The course takes three years, but could be completed in less time or more, to suit the student. The course was initially designed to appeal to people already working in the industry looking for continuous professional development or a way to progress their career. In practice, it has also attracted new graduates.

Surprisingly, it’s more interactive than a classroom

One of these is Vicky Ware, who graduated from Edinburgh last year in biochemistry, focusing on immunology. ‘I wasn’t sure what I wanted to do after I finished my first degree,’ she says. ‘I’m a cyclist, and spend a lot of time training and racing, but I also wanted something else. I’ve always been interested in drug discovery, so when I saw an email about this course, it really appealed to me.’

New worlds

On the other side of the world in South Africa, Johannesburg-based Sharon Farrell-Turner is juggling her study time with looking after young children.
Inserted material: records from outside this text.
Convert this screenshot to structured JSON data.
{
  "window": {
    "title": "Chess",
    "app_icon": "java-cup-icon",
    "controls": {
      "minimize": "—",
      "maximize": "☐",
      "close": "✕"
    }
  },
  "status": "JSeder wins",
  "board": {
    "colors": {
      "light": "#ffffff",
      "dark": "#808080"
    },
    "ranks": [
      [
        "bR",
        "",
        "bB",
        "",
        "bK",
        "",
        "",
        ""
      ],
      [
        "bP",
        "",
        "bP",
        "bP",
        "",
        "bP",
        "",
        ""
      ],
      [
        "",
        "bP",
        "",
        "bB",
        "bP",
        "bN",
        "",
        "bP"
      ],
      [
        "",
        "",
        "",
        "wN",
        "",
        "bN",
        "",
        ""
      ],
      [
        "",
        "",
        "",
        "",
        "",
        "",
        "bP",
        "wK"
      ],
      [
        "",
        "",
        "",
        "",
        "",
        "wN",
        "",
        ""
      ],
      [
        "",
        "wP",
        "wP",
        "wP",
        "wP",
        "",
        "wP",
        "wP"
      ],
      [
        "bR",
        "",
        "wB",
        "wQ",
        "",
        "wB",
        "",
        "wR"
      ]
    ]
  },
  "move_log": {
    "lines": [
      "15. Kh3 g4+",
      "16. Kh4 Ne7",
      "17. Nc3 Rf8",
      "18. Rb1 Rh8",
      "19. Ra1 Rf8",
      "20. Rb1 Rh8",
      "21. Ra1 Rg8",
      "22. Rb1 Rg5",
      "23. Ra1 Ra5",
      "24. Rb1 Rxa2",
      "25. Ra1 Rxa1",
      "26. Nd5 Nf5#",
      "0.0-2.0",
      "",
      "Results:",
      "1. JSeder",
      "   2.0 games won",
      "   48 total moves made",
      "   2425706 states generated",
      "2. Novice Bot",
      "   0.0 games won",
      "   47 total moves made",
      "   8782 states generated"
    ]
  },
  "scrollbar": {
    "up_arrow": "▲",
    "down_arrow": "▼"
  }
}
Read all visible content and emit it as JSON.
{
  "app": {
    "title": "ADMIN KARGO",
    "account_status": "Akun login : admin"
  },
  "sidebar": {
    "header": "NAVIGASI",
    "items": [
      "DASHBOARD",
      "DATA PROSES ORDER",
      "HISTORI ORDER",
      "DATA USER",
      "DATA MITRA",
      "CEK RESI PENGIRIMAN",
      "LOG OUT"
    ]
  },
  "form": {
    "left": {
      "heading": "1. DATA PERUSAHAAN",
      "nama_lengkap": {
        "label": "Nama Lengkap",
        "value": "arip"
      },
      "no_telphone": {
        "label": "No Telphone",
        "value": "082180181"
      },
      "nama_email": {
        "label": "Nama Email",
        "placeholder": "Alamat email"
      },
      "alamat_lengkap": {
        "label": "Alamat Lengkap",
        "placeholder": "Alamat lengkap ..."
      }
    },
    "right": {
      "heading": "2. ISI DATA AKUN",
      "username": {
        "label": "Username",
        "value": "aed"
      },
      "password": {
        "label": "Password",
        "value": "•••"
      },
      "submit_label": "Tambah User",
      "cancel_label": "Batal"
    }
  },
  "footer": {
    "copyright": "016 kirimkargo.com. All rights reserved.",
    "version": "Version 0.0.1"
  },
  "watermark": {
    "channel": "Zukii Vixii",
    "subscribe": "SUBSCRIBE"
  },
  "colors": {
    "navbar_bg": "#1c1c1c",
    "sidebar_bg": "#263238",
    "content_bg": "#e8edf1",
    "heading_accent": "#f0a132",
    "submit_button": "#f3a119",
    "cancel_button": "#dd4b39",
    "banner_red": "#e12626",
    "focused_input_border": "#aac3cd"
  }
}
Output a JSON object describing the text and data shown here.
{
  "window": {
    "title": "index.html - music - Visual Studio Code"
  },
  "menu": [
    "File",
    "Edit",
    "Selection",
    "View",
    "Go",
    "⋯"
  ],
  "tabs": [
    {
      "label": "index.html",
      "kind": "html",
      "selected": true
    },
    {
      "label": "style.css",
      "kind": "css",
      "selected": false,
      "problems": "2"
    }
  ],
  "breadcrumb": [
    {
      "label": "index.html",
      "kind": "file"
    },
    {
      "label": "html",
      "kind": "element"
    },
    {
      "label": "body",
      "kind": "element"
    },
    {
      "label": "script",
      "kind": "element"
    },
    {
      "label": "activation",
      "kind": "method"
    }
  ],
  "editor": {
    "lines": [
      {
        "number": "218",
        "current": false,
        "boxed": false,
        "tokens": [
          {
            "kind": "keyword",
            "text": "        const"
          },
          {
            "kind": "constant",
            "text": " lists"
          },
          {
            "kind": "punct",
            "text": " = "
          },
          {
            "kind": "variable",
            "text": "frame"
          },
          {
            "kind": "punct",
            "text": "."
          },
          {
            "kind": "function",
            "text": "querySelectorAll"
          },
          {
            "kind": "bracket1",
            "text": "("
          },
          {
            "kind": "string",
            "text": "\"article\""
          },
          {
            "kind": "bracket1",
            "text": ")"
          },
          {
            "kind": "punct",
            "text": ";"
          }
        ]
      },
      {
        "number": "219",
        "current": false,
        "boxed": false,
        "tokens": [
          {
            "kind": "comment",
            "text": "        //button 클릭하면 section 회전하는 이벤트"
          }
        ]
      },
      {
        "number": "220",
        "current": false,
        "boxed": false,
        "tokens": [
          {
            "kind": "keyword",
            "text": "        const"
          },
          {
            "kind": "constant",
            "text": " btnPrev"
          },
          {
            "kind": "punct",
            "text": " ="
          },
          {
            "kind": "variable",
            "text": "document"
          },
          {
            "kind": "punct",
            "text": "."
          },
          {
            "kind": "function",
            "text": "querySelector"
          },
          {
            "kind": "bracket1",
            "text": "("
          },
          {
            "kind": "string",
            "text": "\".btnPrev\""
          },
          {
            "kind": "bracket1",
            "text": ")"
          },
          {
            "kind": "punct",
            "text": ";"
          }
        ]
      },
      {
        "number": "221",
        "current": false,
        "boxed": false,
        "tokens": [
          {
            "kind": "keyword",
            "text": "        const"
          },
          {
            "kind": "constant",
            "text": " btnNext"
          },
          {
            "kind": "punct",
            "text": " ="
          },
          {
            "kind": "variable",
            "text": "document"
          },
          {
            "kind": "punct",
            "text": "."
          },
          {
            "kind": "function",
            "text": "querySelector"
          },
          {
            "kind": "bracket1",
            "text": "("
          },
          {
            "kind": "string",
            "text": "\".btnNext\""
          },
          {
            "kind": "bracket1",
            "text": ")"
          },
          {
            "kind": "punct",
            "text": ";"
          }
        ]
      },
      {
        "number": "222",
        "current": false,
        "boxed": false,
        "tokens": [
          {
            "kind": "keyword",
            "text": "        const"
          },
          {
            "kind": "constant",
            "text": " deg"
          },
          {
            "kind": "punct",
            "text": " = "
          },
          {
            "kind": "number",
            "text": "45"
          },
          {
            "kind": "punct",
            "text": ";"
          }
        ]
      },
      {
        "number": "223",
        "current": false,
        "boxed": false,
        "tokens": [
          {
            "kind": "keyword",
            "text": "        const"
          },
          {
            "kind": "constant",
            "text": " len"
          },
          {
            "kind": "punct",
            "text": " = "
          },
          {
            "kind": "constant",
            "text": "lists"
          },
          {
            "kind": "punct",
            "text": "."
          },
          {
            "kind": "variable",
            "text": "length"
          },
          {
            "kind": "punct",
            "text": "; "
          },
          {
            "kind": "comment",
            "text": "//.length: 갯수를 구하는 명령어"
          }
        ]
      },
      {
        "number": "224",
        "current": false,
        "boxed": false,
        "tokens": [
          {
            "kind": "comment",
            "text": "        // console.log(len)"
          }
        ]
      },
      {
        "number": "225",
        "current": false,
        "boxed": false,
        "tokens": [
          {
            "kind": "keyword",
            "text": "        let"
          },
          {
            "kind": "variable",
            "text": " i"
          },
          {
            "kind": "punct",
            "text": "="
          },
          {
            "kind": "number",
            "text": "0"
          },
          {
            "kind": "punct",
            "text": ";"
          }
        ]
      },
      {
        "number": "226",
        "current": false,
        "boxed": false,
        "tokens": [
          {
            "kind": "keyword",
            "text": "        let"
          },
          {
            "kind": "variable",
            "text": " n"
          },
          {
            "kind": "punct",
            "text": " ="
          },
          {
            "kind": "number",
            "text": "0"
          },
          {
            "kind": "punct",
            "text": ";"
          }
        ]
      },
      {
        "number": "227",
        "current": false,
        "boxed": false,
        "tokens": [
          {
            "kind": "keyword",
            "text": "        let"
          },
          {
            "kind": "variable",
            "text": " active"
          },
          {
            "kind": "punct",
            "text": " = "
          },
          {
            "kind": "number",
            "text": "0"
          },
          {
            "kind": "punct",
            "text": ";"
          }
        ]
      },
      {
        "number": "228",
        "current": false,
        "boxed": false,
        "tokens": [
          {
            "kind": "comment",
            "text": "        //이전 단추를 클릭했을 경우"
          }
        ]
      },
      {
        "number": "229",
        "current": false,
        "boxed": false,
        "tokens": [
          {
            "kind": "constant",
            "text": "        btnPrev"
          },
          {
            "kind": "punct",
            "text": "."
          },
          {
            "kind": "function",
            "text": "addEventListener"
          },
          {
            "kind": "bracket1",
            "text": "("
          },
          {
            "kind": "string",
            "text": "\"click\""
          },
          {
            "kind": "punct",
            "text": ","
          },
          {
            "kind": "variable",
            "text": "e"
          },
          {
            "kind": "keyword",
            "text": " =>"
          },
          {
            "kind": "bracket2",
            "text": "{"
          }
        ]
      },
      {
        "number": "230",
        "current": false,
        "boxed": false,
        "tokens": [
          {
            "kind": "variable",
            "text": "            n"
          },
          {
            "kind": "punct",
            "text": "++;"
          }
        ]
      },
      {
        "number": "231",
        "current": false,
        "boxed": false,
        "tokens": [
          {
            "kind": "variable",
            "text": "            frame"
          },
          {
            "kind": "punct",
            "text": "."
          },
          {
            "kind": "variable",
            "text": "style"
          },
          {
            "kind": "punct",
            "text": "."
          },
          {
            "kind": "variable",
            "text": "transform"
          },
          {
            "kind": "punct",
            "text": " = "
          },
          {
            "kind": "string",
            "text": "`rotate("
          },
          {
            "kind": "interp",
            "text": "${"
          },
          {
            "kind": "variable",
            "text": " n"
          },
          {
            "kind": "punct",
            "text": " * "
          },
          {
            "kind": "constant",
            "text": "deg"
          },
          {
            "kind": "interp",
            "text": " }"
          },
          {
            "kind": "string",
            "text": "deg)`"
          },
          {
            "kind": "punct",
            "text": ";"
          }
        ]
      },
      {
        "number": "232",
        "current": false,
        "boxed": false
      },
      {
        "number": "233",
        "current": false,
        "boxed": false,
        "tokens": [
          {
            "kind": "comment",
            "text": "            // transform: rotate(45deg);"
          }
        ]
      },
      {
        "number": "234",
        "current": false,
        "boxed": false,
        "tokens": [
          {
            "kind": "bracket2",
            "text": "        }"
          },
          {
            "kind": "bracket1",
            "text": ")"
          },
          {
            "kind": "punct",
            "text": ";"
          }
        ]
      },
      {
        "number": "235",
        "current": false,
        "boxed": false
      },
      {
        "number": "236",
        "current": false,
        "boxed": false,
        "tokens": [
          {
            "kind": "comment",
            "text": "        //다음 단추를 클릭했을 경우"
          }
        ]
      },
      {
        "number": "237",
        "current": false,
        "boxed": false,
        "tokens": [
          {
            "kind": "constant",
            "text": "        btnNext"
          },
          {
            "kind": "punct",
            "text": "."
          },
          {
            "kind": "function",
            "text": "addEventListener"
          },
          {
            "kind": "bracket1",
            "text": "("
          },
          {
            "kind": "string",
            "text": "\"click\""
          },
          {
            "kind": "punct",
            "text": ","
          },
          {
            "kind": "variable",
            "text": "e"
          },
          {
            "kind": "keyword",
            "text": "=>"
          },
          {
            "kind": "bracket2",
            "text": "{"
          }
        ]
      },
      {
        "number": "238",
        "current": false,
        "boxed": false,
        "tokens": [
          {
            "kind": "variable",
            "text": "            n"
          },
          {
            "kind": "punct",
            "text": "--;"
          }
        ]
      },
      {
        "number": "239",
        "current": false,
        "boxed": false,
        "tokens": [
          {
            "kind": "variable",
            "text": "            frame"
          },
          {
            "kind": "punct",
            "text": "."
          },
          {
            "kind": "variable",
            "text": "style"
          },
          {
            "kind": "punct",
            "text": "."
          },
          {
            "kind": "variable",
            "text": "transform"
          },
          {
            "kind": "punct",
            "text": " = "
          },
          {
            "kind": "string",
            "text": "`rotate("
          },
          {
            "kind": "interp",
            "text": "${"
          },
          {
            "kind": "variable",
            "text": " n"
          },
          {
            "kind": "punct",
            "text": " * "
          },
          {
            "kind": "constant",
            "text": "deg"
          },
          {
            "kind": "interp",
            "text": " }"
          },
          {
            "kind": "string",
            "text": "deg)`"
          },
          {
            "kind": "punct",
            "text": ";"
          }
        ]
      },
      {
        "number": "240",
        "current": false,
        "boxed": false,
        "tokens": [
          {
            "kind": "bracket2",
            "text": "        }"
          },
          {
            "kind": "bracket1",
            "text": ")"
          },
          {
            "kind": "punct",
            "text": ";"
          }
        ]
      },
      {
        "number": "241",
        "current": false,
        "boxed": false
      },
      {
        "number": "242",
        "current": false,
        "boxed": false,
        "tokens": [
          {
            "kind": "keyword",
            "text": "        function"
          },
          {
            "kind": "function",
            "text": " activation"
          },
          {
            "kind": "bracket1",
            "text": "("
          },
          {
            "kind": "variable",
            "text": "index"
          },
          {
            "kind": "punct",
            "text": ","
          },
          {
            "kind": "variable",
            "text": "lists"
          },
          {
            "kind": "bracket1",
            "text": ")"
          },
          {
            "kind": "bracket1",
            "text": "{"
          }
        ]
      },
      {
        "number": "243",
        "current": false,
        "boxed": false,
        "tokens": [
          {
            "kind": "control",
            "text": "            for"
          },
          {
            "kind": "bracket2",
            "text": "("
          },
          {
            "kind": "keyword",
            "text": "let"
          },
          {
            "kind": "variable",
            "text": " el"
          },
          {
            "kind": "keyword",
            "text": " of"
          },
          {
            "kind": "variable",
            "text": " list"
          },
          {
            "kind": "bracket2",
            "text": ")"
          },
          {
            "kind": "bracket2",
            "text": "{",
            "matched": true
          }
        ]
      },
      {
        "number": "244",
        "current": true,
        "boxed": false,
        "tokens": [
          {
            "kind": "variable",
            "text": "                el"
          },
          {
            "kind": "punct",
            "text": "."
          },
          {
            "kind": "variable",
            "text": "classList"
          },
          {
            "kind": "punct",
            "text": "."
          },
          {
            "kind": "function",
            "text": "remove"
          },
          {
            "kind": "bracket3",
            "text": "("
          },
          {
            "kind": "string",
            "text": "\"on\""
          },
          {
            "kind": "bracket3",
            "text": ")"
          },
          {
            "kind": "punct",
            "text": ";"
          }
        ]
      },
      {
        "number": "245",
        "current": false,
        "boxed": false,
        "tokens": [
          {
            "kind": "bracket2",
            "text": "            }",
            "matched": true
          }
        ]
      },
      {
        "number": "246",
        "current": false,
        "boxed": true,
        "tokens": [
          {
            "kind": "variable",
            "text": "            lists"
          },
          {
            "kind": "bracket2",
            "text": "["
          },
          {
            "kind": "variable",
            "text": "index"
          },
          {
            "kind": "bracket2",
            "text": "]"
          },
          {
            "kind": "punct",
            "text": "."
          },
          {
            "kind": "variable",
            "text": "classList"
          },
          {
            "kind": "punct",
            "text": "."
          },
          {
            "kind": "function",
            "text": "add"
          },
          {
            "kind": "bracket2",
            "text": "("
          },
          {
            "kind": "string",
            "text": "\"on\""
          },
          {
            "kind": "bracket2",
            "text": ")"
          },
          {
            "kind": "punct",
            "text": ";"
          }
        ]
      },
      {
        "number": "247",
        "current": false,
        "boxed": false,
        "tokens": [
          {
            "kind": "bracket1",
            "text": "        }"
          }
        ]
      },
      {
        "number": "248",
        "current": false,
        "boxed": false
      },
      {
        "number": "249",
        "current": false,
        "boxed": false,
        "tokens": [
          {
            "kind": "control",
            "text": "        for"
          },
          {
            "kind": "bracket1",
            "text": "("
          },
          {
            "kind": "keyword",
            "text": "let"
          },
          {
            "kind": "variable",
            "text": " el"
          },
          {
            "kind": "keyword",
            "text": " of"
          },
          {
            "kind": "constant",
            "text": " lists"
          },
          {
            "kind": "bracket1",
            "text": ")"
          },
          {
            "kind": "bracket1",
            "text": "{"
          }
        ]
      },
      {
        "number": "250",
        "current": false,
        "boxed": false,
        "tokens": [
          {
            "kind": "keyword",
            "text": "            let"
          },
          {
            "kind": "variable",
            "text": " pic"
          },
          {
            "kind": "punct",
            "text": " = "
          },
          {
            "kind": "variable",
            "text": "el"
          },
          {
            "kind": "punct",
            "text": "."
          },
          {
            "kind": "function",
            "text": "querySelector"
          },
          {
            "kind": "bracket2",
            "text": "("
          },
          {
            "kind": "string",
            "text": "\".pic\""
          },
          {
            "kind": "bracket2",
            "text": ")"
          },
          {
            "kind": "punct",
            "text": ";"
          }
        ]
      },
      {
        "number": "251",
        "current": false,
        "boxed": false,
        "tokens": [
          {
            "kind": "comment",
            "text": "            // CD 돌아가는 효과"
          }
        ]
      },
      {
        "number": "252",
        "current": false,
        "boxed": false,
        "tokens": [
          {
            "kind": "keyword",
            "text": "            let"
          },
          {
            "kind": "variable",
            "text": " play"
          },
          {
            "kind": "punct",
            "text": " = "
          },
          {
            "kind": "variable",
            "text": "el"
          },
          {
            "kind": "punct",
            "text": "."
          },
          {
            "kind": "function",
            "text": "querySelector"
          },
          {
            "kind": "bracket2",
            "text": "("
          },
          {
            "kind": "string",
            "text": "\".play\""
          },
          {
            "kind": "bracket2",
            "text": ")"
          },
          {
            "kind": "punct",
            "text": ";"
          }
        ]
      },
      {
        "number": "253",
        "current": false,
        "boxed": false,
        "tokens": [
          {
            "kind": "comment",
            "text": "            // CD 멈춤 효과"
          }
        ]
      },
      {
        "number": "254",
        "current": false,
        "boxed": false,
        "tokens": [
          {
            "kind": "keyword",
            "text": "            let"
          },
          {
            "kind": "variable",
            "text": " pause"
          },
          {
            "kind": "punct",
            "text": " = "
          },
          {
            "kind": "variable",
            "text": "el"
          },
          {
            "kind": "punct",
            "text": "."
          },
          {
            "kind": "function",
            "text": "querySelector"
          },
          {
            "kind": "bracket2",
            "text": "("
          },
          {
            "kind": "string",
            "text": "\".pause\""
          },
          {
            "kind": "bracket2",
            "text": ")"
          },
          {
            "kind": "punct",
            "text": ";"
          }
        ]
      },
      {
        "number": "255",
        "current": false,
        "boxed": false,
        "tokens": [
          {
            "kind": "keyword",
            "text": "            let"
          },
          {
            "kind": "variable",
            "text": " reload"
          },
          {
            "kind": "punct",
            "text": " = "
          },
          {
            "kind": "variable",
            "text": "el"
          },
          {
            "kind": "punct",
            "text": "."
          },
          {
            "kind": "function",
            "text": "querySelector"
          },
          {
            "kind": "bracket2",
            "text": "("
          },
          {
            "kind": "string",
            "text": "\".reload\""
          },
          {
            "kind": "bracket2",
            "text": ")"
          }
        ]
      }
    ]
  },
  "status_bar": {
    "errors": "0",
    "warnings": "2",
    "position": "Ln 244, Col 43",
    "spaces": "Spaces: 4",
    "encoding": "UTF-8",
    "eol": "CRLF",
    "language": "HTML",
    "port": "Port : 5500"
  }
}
Having studied analytical chemistry on a part-time basis while working as a chemist in the University of the Witwatersrand’s geosciences department, she gave up work for family reasons in 2009. 

‘My background is inorganic chemistry, and I’ve decided to move to the organic side,’ she says. ‘It was difficult to find a chemistry-based online course, and this sounded really interesting.’ Ultimately, she hopes it will keep her education up to date, and help her into a new career when she returns to the workplace.

The distance learning aspect is essential for Ware, as she’s currently training in the warm weather in Spain. ‘It fits in very well with my lifestyle, with about 20 hours of work a week, plus the live online seminar,’ she says. ‘I was a little concerned at the start that I did not have the chemistry background, but it’s opening up a whole new world I knew nothing about during my undergraduate degree. I really like the way it’s organised, and the teaching style suits me very well. I’ve found I much prefer the task-based learning to sitting in lectures.’

Farrell-Turner thinks people have preconceived ideas about online study, and confesses she was sceptical herself until she started the course and realised that she prefers to work this way. ‘In a classroom, you have to find your seat, and stick your hand up to ask a question, but here, you click on the discussion forum – surprisingly, it’s more interactive than a classroom,’ she says. ‘You don’t learn less or work less hard, but you do work according to your own schedule. There are still deadlines, wherever you study.’